An investor is most often associated with the word “profit”, but in fact it is a synonym for the word “risk”. If a person buys an apartment for himself and is not ready to lose his capital, he is not an investor. This is a buyer, client, someone else, but not an investor. An investor is one who takes risks, but in return makes a profit, or does not receive.
Let’s see how you can differentiate investors in the development market.
Geographically
There is a very clear difference. Ukrainian local investors expect huge profits, for any agreements they are ready to sign directly on a napkin, but if these agreements do not work, they take appropriate sanctions for those who have not fulfilled their obligations.
Foreigners are very careful. For them, 2% return is normal, and when they see a 30% return, they round their eyes and ask: how, and where, and why? Because they understand: high profitability is certainly associated with a high degree of risk.
By type of investment
Portfolio investors are passive investors. For example, LCD No. 1 is planned, but it does not have investments to finish building at least to the second floor and launch sales. A portfolio investor buys back part of the project and makes a profit from this share.
Our most common financial investors. In fact, they provide net credit – they give their money against the security of the object and take a fixed percentage, while not participating in profits. If the money is risky, the percentage will be high.
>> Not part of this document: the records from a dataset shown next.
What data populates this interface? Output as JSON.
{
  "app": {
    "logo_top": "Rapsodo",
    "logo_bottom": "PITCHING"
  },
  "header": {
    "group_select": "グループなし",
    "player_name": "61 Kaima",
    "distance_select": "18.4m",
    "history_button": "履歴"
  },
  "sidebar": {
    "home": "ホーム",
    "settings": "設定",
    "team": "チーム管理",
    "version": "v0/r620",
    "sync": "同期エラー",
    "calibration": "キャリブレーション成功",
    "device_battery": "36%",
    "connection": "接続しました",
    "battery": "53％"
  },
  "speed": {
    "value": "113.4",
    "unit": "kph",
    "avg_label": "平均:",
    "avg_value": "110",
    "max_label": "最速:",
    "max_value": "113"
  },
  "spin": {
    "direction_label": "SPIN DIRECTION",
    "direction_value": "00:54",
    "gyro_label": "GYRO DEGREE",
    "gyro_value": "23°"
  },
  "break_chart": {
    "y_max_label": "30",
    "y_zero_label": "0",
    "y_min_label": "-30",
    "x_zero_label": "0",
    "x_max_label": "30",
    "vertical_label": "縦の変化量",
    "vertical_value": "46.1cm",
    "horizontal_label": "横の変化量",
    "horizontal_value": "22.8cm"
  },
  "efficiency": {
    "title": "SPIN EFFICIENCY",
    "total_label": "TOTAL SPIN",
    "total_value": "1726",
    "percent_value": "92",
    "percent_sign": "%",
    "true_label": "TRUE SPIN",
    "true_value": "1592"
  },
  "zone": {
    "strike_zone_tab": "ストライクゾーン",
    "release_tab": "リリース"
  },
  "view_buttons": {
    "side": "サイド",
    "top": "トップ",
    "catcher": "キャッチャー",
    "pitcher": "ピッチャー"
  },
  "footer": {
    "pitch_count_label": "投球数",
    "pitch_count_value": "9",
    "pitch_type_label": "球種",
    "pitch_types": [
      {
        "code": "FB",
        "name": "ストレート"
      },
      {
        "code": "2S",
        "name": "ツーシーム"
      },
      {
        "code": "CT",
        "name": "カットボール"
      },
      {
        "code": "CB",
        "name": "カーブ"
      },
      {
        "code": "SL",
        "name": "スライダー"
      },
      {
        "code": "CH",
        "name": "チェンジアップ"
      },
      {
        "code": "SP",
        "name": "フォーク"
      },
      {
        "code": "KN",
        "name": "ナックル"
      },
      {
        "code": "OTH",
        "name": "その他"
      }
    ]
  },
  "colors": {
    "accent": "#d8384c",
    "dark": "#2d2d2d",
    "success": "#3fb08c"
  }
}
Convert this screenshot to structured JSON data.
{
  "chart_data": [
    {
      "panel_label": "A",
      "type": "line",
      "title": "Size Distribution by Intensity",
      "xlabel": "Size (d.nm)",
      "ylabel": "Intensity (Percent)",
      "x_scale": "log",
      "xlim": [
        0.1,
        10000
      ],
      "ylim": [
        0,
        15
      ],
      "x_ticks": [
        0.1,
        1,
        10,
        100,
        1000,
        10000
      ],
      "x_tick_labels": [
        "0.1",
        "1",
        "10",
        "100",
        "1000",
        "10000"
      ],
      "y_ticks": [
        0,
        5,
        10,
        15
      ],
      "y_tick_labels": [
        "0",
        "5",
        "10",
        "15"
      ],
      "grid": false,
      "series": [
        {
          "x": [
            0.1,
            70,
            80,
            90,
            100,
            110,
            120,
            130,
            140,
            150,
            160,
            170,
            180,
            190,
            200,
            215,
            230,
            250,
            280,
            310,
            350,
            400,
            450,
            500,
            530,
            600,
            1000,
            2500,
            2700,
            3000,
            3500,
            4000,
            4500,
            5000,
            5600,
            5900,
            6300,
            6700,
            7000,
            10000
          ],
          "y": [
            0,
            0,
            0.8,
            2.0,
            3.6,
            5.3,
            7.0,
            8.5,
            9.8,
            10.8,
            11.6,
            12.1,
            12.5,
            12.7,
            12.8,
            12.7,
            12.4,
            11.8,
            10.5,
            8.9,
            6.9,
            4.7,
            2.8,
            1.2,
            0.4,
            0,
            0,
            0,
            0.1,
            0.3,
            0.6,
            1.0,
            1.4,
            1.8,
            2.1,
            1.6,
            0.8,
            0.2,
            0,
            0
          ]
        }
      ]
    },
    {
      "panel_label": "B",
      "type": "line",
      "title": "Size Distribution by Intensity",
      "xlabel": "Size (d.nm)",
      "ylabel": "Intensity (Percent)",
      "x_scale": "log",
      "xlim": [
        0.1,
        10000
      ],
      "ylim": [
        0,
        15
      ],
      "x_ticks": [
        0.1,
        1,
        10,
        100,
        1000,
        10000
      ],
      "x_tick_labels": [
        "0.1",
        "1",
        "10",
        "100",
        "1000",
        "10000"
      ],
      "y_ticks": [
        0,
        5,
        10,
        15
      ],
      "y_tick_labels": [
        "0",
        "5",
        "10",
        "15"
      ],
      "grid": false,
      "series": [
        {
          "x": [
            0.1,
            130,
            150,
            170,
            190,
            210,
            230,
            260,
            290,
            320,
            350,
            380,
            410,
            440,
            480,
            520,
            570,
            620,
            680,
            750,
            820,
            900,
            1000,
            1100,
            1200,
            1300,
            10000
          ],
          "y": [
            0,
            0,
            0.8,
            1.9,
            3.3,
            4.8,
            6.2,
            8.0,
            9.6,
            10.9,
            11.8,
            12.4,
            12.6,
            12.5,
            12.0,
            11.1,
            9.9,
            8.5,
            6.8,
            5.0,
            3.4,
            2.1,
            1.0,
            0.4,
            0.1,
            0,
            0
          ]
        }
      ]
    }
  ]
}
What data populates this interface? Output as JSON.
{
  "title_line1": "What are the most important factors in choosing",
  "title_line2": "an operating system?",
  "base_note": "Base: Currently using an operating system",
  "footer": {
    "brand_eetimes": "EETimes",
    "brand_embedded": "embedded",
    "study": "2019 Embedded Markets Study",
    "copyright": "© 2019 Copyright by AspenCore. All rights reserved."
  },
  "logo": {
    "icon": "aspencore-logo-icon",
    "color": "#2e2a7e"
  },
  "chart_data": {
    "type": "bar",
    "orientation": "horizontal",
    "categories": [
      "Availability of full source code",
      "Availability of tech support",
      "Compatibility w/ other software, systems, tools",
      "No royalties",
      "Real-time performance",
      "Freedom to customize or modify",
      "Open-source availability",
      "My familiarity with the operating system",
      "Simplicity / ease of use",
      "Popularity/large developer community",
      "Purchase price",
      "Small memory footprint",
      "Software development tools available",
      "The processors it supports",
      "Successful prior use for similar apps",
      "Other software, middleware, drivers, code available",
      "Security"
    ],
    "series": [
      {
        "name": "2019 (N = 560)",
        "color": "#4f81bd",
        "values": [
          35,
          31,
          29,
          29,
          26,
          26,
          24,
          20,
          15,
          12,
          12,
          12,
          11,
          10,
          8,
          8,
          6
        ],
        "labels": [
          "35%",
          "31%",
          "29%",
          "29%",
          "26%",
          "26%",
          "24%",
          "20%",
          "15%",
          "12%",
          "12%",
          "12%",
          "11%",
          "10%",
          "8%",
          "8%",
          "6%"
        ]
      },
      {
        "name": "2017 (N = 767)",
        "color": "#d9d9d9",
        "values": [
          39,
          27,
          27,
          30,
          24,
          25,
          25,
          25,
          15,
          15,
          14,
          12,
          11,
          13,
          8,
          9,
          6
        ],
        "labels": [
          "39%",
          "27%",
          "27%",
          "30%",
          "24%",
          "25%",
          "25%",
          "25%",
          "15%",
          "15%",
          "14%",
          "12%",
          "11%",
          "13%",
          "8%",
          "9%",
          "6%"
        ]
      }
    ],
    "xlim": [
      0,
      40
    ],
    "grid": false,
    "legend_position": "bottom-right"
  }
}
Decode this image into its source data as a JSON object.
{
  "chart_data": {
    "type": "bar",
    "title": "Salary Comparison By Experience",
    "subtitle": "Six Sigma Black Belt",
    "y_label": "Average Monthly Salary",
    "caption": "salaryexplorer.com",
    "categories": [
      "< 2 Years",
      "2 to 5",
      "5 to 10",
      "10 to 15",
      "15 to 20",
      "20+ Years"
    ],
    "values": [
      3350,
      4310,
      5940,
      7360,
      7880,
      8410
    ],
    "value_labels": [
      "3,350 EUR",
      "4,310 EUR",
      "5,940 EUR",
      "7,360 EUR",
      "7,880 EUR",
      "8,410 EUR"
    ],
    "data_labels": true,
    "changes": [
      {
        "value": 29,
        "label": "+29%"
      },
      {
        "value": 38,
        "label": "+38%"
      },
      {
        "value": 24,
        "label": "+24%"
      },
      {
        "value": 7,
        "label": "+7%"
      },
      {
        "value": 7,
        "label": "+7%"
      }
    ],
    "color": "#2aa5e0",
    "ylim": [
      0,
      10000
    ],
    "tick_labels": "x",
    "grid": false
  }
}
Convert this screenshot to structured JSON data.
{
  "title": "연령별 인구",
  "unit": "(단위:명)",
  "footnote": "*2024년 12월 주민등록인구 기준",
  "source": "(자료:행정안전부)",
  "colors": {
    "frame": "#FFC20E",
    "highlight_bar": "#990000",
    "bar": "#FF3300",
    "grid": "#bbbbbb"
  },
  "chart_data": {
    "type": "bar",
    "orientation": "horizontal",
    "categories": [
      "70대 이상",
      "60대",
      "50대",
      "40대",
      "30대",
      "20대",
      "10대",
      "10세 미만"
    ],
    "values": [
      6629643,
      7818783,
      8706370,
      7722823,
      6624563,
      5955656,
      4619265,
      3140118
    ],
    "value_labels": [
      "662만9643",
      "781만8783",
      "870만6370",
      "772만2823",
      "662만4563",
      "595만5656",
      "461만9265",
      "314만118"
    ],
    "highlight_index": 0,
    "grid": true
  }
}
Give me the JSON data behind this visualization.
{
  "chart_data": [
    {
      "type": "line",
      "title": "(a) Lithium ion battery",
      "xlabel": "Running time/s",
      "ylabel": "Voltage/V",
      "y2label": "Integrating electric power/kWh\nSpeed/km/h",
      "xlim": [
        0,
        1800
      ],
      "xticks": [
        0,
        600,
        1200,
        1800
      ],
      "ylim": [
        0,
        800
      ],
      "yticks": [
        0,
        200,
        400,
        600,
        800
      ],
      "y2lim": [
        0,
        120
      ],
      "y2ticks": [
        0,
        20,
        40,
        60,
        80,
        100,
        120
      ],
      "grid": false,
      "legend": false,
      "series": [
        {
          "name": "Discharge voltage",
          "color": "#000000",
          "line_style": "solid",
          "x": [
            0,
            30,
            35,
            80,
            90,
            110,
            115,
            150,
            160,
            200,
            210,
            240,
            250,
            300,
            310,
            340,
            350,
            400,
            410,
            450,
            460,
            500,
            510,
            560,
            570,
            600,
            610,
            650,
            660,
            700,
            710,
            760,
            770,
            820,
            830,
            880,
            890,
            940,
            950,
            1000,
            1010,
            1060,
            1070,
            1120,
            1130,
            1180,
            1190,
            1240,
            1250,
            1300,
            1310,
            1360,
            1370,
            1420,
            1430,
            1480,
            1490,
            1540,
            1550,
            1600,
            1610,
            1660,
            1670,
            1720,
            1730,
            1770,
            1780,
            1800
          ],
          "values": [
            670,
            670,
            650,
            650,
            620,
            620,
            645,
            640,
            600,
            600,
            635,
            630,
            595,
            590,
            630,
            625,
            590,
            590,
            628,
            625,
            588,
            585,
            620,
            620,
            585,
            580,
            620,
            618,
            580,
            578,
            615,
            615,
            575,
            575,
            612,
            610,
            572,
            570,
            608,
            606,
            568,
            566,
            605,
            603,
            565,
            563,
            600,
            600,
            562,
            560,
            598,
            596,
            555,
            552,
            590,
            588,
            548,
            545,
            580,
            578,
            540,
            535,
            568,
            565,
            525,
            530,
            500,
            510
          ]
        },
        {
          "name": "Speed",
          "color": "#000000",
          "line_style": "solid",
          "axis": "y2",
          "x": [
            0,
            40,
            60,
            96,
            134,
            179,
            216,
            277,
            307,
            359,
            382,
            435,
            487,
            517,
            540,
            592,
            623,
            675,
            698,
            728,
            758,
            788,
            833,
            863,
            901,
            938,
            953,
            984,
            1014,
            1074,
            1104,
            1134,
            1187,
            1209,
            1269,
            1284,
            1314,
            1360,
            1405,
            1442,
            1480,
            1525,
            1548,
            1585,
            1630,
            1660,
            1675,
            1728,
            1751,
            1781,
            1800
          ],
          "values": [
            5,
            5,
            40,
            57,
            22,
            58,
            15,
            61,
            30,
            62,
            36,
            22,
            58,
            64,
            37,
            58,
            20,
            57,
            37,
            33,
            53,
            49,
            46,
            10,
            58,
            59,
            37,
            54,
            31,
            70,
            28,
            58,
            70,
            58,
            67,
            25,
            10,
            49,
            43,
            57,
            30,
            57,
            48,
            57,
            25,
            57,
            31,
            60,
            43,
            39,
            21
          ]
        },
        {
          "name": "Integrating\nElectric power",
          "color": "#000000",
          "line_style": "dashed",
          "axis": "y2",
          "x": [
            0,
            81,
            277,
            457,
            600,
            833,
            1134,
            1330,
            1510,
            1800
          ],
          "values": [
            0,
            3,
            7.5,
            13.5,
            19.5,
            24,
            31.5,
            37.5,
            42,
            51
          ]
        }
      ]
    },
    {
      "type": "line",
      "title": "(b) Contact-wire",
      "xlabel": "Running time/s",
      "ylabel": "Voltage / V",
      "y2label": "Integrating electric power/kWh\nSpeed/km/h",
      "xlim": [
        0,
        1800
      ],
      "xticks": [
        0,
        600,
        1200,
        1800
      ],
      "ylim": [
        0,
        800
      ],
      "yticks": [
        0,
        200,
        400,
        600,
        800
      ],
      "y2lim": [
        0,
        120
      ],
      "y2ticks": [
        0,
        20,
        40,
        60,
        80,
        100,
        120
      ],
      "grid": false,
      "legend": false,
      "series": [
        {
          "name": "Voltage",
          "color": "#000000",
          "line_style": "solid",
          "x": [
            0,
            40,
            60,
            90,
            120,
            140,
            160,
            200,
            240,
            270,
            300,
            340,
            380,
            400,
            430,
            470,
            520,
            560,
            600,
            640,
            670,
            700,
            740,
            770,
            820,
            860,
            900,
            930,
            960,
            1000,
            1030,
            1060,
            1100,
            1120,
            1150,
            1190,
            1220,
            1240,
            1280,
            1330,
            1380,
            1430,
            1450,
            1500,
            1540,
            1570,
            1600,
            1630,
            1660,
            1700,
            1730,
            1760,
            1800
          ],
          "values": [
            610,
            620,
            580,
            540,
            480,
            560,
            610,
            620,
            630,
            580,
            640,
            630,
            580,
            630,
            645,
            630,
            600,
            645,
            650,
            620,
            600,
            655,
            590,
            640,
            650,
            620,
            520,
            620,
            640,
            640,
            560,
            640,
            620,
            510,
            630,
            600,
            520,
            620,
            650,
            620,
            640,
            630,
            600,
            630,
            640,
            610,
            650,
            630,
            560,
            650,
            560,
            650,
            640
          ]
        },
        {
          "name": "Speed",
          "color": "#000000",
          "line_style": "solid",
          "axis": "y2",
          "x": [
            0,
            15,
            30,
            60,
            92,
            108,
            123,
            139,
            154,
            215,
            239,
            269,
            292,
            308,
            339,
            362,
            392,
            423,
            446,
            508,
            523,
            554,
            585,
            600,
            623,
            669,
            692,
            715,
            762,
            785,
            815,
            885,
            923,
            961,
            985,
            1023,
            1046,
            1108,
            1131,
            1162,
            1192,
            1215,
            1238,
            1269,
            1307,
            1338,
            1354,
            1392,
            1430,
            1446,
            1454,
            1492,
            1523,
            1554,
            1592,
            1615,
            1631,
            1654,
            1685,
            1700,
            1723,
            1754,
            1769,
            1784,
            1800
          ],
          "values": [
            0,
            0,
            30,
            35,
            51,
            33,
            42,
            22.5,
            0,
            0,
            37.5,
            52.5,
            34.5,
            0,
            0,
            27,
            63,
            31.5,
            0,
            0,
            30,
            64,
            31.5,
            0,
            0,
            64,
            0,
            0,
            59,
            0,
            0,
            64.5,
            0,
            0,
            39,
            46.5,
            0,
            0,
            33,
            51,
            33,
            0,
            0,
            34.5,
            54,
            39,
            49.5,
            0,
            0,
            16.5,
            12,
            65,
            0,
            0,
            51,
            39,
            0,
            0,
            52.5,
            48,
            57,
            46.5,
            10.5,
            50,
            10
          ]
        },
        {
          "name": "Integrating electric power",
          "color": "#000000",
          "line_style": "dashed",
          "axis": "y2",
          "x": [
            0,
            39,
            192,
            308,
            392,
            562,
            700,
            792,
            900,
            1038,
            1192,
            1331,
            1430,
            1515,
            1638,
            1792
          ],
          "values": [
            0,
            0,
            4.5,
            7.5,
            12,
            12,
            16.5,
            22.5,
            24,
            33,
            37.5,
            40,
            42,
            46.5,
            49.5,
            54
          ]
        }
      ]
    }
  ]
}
And vice versa.
Mixed investments are most often practiced in large projects when the investor is ready to sell part of his project, but on the condition that the buying investor will attract financing – either his own, and then he will earn twice or borrowed money.
By type of partnership
There are principal investors who never partner with anyone, because partnership, especially in the realities of Ukraine, is a rake that is not always pleasant to step on. Such investors redeem a 100% stake and rely only on themselves.
The redemption of a partial stake when you are ready to play friendships and share risks and success. The main thing here is to agree on everything in advance, and preferably with the help of experienced lawyers who put it on paper in the form of a Corporate Agreement or Shareholder Agreement.
Summarizing the above: when you start looking for your investor who is ready to invest over $ 10 million, you should clearly understand who you are targeting and the standard requirements of such an investor. A kind of investment marketing with all its components.
If you want to attract investment, you need to do this systematically, totally and around the clock, and also be friends with physics, mathematics, law, economics, psychology, colorist and a dozen more pleasant and not so sciences. Yes, investing in Ukraine is difficult, but who said it would be easy?